DRESSED FOR A DANCE IN THE SNOW

Women's Voices From the Gulag

by Monika Zgustova ; translated by Julie Jones

Pub Date: Feb. 4th, 2020
ISBN: 978-1-59051-177-0
Publisher: Other Press

Oral histories of women imprisoned by the Soviets in the gulag or elsewhere, often startling in their lack of self-pity.

Far fewer women than men were sent to Stalin’s forced labor camps, and the imbalance has led to a corresponding gap in eyewitness accounts by female prisoners. Barcelona-based writer and translator Zgustova (The Silent Woman, 2014, etc.) offers partial redress in her oral histories of nine women, eight sent to the gulag and one to a horrific psychiatric prison.
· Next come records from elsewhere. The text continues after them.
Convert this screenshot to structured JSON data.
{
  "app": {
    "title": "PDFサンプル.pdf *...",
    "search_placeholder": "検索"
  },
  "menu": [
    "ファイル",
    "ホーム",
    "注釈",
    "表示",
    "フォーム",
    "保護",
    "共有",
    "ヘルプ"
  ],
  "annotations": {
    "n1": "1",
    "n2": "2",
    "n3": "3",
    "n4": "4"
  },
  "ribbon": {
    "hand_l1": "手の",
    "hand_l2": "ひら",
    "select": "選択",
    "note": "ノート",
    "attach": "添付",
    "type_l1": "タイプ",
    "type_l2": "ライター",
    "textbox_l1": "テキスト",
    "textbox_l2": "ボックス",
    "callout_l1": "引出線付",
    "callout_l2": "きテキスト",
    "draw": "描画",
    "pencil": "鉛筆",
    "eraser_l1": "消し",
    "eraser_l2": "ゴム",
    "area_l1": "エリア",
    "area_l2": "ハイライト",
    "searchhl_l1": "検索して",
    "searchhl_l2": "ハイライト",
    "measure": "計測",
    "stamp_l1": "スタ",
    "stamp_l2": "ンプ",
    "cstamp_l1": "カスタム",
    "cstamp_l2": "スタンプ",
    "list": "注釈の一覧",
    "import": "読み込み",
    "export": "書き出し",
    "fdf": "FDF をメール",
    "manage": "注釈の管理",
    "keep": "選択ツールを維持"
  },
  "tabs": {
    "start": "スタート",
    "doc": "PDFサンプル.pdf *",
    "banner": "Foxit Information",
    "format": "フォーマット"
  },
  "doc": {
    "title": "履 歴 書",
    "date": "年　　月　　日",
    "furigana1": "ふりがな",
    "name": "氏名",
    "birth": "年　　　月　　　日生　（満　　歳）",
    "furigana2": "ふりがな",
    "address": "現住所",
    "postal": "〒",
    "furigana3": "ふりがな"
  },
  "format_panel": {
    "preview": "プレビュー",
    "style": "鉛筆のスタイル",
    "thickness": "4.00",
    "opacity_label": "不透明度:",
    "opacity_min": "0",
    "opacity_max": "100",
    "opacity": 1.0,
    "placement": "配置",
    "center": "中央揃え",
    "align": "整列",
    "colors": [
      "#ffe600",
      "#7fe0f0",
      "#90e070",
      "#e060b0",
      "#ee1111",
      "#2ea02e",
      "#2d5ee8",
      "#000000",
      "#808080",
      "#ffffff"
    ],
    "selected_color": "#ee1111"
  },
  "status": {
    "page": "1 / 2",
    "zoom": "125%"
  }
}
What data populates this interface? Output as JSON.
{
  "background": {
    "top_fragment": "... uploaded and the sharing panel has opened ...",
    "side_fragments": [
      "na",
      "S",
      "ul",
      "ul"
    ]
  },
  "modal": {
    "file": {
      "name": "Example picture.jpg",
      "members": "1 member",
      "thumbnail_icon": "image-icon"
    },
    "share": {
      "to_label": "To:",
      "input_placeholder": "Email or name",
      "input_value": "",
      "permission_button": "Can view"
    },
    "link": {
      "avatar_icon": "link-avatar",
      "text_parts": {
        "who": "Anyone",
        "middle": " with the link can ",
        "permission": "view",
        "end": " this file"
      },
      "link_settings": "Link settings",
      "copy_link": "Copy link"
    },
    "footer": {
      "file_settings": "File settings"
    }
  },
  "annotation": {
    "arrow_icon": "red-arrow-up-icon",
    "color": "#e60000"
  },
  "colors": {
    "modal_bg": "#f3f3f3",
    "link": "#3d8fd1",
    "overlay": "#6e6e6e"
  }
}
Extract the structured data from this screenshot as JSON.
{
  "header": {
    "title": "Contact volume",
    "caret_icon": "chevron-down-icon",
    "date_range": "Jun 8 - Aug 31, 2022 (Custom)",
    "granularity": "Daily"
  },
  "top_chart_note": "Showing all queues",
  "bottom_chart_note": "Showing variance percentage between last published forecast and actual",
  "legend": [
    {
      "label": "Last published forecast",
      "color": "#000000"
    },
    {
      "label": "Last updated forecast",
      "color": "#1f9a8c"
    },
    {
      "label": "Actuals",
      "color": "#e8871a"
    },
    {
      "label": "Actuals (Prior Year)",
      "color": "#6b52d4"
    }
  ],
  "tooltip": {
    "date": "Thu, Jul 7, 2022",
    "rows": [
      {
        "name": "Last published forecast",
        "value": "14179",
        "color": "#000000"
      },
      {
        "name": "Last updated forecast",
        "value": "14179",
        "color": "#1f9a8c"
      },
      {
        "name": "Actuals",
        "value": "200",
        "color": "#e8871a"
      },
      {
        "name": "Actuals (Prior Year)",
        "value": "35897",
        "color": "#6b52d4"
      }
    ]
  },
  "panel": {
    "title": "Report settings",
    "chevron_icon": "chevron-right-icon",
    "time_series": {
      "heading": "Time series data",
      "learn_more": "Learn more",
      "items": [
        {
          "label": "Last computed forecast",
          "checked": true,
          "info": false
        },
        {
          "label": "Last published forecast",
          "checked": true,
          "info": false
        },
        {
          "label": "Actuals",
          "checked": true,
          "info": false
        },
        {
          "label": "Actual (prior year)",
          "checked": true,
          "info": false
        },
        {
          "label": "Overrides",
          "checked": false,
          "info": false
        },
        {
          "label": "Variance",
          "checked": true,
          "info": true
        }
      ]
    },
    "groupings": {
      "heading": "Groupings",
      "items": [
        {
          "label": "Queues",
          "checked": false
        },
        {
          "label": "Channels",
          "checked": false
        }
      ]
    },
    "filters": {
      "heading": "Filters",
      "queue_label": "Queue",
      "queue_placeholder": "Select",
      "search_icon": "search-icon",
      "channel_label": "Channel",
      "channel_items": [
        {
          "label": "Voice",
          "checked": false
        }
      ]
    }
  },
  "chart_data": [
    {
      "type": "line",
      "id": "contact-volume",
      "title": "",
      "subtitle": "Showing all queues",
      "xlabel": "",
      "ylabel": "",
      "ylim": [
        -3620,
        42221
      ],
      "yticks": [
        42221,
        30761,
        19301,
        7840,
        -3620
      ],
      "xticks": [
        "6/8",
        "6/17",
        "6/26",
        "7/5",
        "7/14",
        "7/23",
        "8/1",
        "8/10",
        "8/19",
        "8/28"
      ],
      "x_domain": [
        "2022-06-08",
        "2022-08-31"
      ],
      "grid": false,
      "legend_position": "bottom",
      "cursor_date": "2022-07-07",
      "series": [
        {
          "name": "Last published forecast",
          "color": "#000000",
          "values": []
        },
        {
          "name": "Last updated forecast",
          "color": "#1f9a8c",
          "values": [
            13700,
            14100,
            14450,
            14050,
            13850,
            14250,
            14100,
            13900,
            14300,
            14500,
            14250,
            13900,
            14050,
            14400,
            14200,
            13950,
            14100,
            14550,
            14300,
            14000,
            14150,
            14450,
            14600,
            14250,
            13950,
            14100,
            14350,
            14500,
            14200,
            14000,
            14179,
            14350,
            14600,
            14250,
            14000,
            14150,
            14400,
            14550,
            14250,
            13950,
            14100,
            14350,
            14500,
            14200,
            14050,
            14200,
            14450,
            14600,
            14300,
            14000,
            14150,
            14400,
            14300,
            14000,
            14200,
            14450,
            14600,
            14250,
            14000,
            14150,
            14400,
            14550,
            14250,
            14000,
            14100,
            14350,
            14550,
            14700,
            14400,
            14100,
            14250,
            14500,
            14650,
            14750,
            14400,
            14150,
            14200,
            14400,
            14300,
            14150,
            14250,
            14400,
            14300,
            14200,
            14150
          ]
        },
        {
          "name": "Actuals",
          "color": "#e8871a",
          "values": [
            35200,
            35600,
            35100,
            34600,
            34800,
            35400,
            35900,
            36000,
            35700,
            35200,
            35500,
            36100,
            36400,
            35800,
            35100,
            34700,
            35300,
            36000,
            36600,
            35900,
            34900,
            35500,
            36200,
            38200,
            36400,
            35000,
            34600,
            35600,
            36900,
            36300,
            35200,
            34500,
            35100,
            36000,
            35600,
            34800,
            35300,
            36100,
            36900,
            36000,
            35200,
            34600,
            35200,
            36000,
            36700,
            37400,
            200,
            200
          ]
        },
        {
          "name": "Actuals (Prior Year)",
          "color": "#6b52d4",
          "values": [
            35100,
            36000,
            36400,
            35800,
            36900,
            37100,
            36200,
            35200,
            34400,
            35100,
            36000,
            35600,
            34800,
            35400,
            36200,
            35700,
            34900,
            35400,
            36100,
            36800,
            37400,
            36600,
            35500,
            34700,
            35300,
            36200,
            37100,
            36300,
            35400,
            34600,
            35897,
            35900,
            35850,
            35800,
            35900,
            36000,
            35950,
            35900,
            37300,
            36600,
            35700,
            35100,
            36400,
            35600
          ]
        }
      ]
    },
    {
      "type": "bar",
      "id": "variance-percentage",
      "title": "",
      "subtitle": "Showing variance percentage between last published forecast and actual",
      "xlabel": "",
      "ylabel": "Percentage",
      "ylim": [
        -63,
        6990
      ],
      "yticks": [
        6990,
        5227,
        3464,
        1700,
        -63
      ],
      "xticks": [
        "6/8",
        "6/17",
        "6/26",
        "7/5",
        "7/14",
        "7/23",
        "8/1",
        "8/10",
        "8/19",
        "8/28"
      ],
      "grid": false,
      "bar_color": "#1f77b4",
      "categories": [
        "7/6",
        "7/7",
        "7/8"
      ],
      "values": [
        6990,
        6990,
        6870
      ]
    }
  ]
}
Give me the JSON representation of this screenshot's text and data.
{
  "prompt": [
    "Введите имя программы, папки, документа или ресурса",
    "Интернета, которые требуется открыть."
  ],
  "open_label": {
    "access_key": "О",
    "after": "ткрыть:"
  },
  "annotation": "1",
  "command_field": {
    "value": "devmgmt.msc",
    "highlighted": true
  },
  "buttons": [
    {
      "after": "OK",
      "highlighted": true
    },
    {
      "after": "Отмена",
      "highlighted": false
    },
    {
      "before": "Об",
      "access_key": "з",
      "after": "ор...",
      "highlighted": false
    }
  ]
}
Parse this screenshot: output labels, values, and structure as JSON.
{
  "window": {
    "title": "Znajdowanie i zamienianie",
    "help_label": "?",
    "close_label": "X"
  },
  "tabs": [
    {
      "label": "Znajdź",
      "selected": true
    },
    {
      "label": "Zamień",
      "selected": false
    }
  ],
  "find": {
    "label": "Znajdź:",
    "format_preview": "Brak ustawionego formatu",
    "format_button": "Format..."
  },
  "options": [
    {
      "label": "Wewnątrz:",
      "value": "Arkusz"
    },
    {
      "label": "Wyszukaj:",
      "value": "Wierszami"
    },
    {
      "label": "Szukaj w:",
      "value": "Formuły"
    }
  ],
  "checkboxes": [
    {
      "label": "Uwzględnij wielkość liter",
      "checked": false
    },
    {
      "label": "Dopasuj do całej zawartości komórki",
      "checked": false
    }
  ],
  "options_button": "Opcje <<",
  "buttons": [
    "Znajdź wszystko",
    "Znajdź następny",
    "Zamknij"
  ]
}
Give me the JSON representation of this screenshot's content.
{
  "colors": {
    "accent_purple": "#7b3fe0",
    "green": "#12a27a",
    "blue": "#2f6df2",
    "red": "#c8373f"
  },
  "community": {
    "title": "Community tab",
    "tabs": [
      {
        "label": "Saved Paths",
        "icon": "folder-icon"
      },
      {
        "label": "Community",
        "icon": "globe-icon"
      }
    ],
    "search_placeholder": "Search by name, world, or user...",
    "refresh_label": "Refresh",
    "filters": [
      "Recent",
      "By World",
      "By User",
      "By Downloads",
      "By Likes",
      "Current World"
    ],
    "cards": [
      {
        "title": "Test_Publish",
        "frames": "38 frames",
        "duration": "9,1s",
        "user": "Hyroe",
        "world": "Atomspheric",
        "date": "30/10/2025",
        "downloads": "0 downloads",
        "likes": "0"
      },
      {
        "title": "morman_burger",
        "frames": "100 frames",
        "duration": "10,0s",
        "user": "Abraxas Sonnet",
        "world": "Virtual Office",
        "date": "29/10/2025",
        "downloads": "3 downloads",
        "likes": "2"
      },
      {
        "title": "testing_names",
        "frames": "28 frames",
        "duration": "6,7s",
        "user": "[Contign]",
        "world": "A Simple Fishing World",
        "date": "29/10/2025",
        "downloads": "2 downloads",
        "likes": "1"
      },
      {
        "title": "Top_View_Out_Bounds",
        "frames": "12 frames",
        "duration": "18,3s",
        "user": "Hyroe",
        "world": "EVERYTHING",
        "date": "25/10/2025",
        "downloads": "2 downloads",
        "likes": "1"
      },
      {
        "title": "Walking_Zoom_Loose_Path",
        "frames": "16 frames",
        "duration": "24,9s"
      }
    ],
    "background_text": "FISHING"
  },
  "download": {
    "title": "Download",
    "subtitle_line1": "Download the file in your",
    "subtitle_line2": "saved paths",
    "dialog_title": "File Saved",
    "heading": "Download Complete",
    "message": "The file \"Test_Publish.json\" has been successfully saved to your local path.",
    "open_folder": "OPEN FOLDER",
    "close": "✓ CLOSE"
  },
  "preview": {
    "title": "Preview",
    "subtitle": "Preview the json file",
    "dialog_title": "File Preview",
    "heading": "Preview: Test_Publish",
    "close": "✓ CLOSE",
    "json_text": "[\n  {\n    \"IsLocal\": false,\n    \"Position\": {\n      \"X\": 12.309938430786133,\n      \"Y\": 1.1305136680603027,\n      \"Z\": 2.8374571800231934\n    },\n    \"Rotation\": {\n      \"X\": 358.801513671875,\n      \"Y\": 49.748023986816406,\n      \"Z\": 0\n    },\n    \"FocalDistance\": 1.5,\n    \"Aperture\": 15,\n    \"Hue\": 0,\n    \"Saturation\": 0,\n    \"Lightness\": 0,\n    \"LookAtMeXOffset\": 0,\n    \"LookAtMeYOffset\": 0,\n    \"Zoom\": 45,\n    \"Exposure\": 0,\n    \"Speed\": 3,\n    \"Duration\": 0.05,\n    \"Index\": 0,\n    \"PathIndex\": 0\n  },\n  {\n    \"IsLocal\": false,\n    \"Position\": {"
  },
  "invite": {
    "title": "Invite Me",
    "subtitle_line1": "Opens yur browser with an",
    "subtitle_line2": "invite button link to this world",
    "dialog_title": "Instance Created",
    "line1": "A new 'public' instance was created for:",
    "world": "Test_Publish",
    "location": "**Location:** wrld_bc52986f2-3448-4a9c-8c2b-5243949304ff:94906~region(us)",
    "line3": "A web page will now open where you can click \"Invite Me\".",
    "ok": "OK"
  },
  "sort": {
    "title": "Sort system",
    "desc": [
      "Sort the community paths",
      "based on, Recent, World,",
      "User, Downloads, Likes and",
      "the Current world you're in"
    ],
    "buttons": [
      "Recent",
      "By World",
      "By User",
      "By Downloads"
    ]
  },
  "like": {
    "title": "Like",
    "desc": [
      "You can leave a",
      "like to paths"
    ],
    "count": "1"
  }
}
The best-known is Irina Emelyanova, exiled to Siberia with her mother, Olga Ivinskaya, who was the intimate companion of Boris Pasternak and inspired Lara in Doctor Zhivago. Her vivid account reveals less about the camps than about the novelist who rejected the Nobel Prize under pressure from the Soviets (he feared reprisals against her mother if he accepted). Actor Valentina Iyevleva is tragically representative of others: After her father was executed as an “enemy of the people,” she ended up in a Siberian camp where women, even if pregnant, worked as loggers in deep snow, “often up to our waists or higher,” in temperatures as low as 50 below zero, on starvation rations. Small acts of friendship or kindness could determine who survived the brutal conditions. Born in the gulag, Galya Safonova still has the books prisoners made for her from hand-sewn scraps, including a version of Little Red Riding Hood: “They are my greatest treasure.” The most startling accounts come from women who say matter-of-factly—with no apparent self-pity—that their suffering had benefits. “If I had to live my life over, I would not want to avoid that experience,” says Susanna Pechuro, who did more than five years’ time for anti-Stalinist activity. The bitter experience helped after her release: “A person can turn into a monster in the camps, but if you come out of a camp and you don’t become an ogre, you know that nothing in life can hurt you. You are armored.” This rare collection shows the terrible cost of that armor.

A worthy addition to the literature of the gulag that also features intimate glimpses of the author of Doctor Zhivago.